Monday, August 9, 2010

Wondering

I have been looking on craigslist lately at job opportunities. In case anyone from work reads this, not because I want to quit my job, but just trying to figure out if there is a way to work a few extra hours here and there in order to pay for all the many new expenses we are encountering with older children. Looks like all four kids are going to need braces. James's costs $5200.00 alone, and that is scaring me with the rest. Things could change, obviously, but Jason's mouth looks crowded. David's bite is off, and Sarah has been sucking her thumb for over five years now. The odds are in favor of braces. And then there's driver's ed and extra car insurance when James starts driving, which is around the corner, six months from tomorrow he will be sixteen. And then Jason will start in a few years, and there is college and athletics . . . you know, just stuff . . . lots of stuff!!!

By far the most "interesting" (for lack of another term) jobs I have seen posted are to become surrogate mothers or to donate eggs. I don't know if those posts are on Craigslist in Oklahoma, but they are certainly on there in CA. On top of that, shortly after we moved here, I met a nice woman who in passing mentioned that she had been a surrogate two or three times. I must have looked shocked because she went on to talk more about it, and it was interesting. The only time I heard of being a surrogate before that was in movies or in the tabloids. I guess I knew it was a real thing, but I had never thought about meeting someone who had actually done it. I think for some reason, I thought it was morally and ethically wrong, but as I talked to this woman, I learned that she was a Believer. She has great relationships with the mothers of the children and maintains some contact with at least one of the children, and the child has none of her genetic make-up. They used the biological mother's egg and biological father's sperm and implanted them into her. She was basically just the nest.

I walked away from that conversation with lots of thoughts and questions and not really sure what I thought about it. Just so you know, I was not and am not contemplating this for myself. I am certain that I could not do it (for a variety of reason . . . sadly one of them is that I am too old now!!!), but I have continued to contemplate whether or not I think it is "right". Scripturally, I don't think you can take a stance against it, unless you say that it is not the way God created things to be. But when you start with that, then there are a lot of things we do that go against the way God created them. You could take it to extreme and say God created me with a seizure disorder, so I shouldn't take medication, but I think we all probably agree that God created doctors and provided them with what they need to come up with ways to make my life livable. And I am so grateful for that!!!

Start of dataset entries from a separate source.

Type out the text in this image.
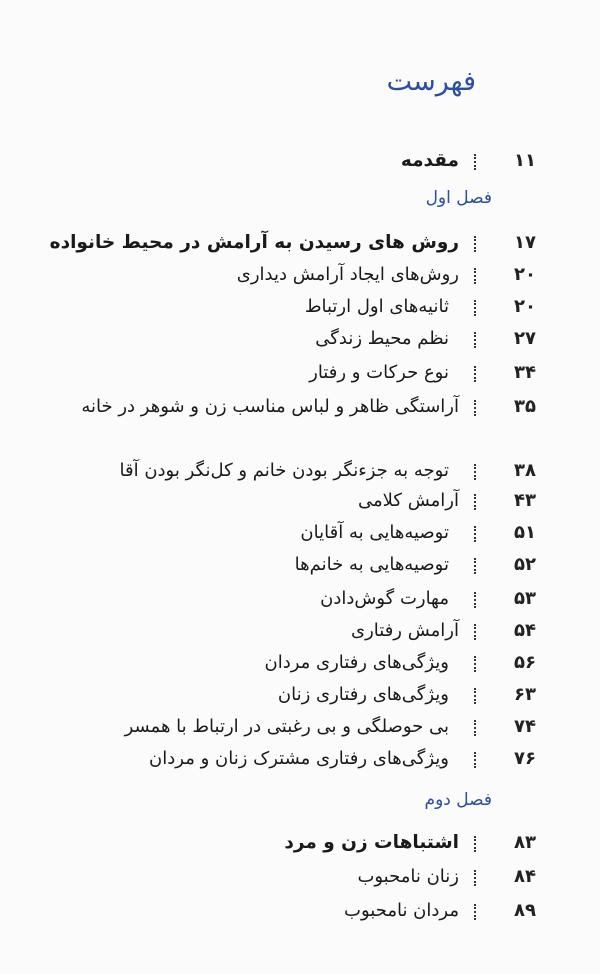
فهرست
۱۱
مقدمه
فصل اول
۱۷
روش های رسیدن به آرامش در محیط خانواده
۲۰
روش‌های ایجاد آرامش دیداری
۲۰
ثانیه‌های اول ارتباط
۲۷
نظم محیط زندگی
۳۴
نوع حرکات و رفتار
۳۵
آراستگی ظاهر و لباس مناسب زن و شوهر در خانه
۳۸
توجه به جزءنگر بودن خانم و کل‌نگر بودن آقا
۴۳
آرامش کلامی
۵۱
توصیه‌هایی به آقایان
۵۲
توصیه‌هایی به خانم‌ها
۵۳
مهارت گوش‌دادن
۵۴
آرامش رفتاری
۵۶
ویژگی‌های رفتاری مردان
۶۳
ویژگی‌های رفتاری زنان
۷۴
بی حوصلگی و بی رغبتی در ارتباط با همسر
۷۶
ویژگی‌های رفتاری مشترک زنان و مردان
فصل دوم
۸۳
اشتباهات زن و مرد
۸۴
زنان نامحبوب
۸۹
مردان نامحبوب
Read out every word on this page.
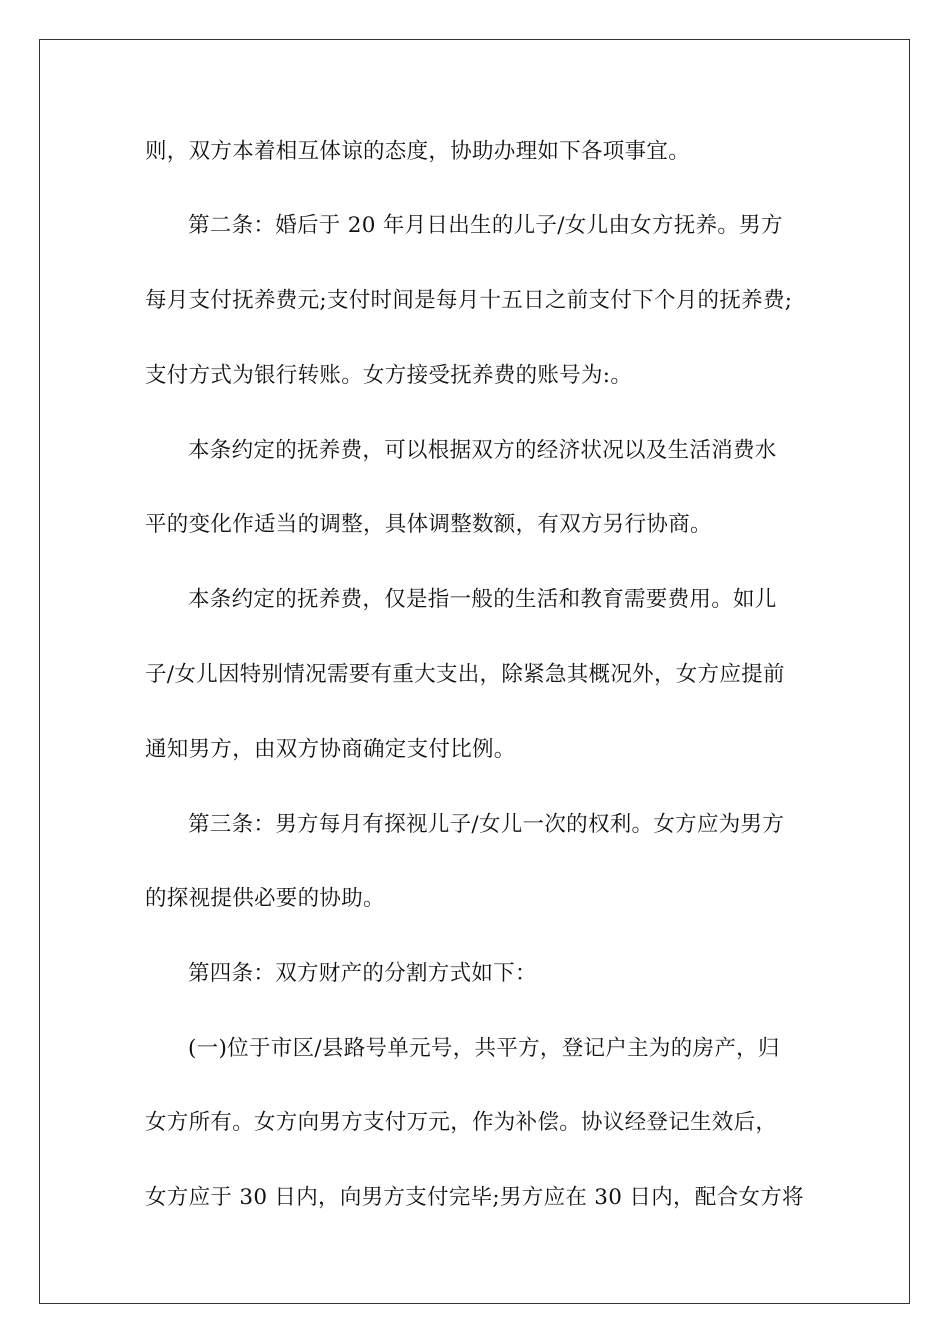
则，双方本着相互体谅的态度，协助办理如下各项事宜。

第二条：婚后于 20 年月日出生的儿子/女儿由女方抚养。男方

每月支付抚养费元;支付时间是每月十五日之前支付下个月的抚养费;

支付方式为银行转账。女方接受抚养费的账号为:。

本条约定的抚养费，可以根据双方的经济状况以及生活消费水

平的变化作适当的调整，具体调整数额，有双方另行协商。

本条约定的抚养费，仅是指一般的生活和教育需要费用。如儿

子/女儿因特别情况需要有重大支出，除紧急其概况外，女方应提前

通知男方，由双方协商确定支付比例。

第三条：男方每月有探视儿子/女儿一次的权利。女方应为男方

的探视提供必要的协助。

第四条：双方财产的分割方式如下：

(一)位于市区/县路号单元号，共平方，登记户主为的房产，归

女方所有。女方向男方支付万元，作为补偿。协议经登记生效后，

女方应于 30 日内，向男方支付完毕;男方应在 30 日内，配合女方将
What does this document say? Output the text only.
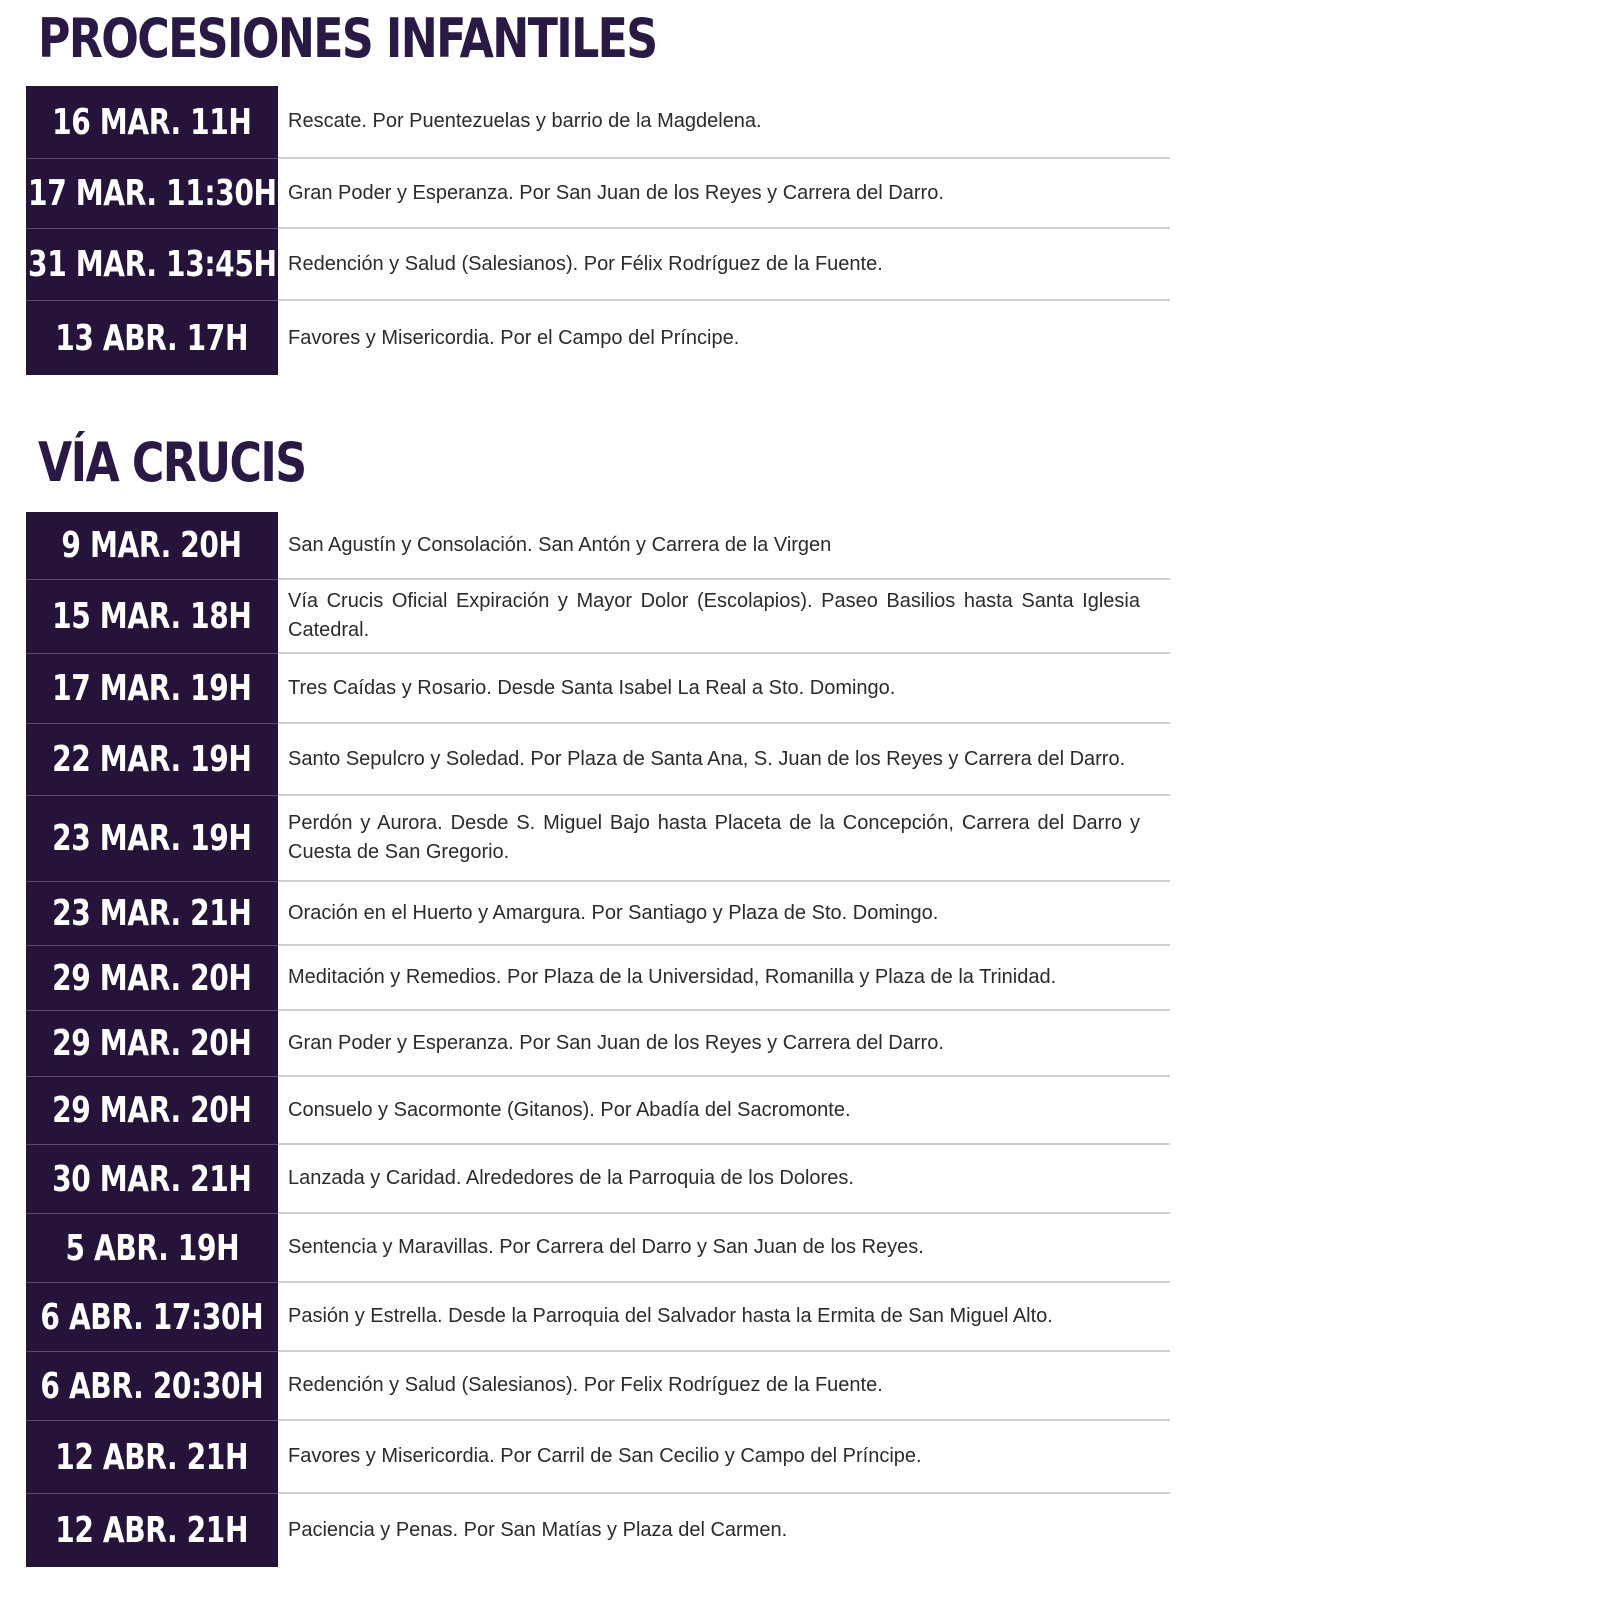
PROCESIONES INFANTILES
16 MAR. 11H Rescate. Por Puentezuelas y barrio de la Magdelena.
17 MAR. 11:30H Gran Poder y Esperanza. Por San Juan de los Reyes y Carrera del Darro.
31 MAR. 13:45H Redención y Salud (Salesianos). Por Félix Rodríguez de la Fuente.
13 ABR. 17H Favores y Misericordia. Por el Campo del Príncipe.
VÍA CRUCIS
9 MAR. 20H San Agustín y Consolación. San Antón y Carrera de la Virgen
15 MAR. 18H Vía Crucis Oficial Expiración y Mayor Dolor (Escolapios). Paseo Basilios hasta Santa Iglesia Catedral.
17 MAR. 19H Tres Caídas y Rosario. Desde Santa Isabel La Real a Sto. Domingo.
22 MAR. 19H Santo Sepulcro y Soledad. Por Plaza de Santa Ana, S. Juan de los Reyes y Carrera del Darro.
23 MAR. 19H Perdón y Aurora. Desde S. Miguel Bajo hasta Placeta de la Concepción, Carrera del Darro y Cuesta de San Gregorio.
23 MAR. 21H Oración en el Huerto y Amargura. Por Santiago y Plaza de Sto. Domingo.
29 MAR. 20H Meditación y Remedios. Por Plaza de la Universidad, Romanilla y Plaza de la Trinidad.
29 MAR. 20H Gran Poder y Esperanza. Por San Juan de los Reyes y Carrera del Darro.
29 MAR. 20H Consuelo y Sacormonte (Gitanos). Por Abadía del Sacromonte.
30 MAR. 21H Lanzada y Caridad. Alrededores de la Parroquia de los Dolores.
5 ABR. 19H Sentencia y Maravillas. Por Carrera del Darro y San Juan de los Reyes.
6 ABR. 17:30H Pasión y Estrella. Desde la Parroquia del Salvador hasta la Ermita de San Miguel Alto.
6 ABR. 20:30H Redención y Salud (Salesianos). Por Felix Rodríguez de la Fuente.
12 ABR. 21H Favores y Misericordia. Por Carril de San Cecilio y Campo del Príncipe.
12 ABR. 21H Paciencia y Penas. Por San Matías y Plaza del Carmen.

But still, there is something unsettling about it to me. I'm not sure what. I am so curious what other people think. Personally I would have a really hard time donating an egg and knowing that there was someone that "belonged" to me out there, but many people give their babies up for adoption because of how much they love them, and I totally respect those women. I would have a hard time being a surrogate to another person's baby because I think it would be very difficult on my children. They get attached to babies in utero just like parents do. It would be a devastating loss for them. Not to mention, I don't know how I would part with the baby either. The other thing is that I am shocked at what they pay people to be a surrogate. Obviously they should pay medical expenses, and I guess there is wear and tear on the mother's body, but to me this seems like one of those things that if I was willing to do it, I would want to do it to be a blessing to someone who could not carry a child. If I am doing something for that reason, do I really want to be paid for it?

So, I'm just putting this out there, curious about what thoughts people have. It's one of those things I may never have thought of before moving to California. And who knows, maybe its not as uncommon in the Mid-West as I think.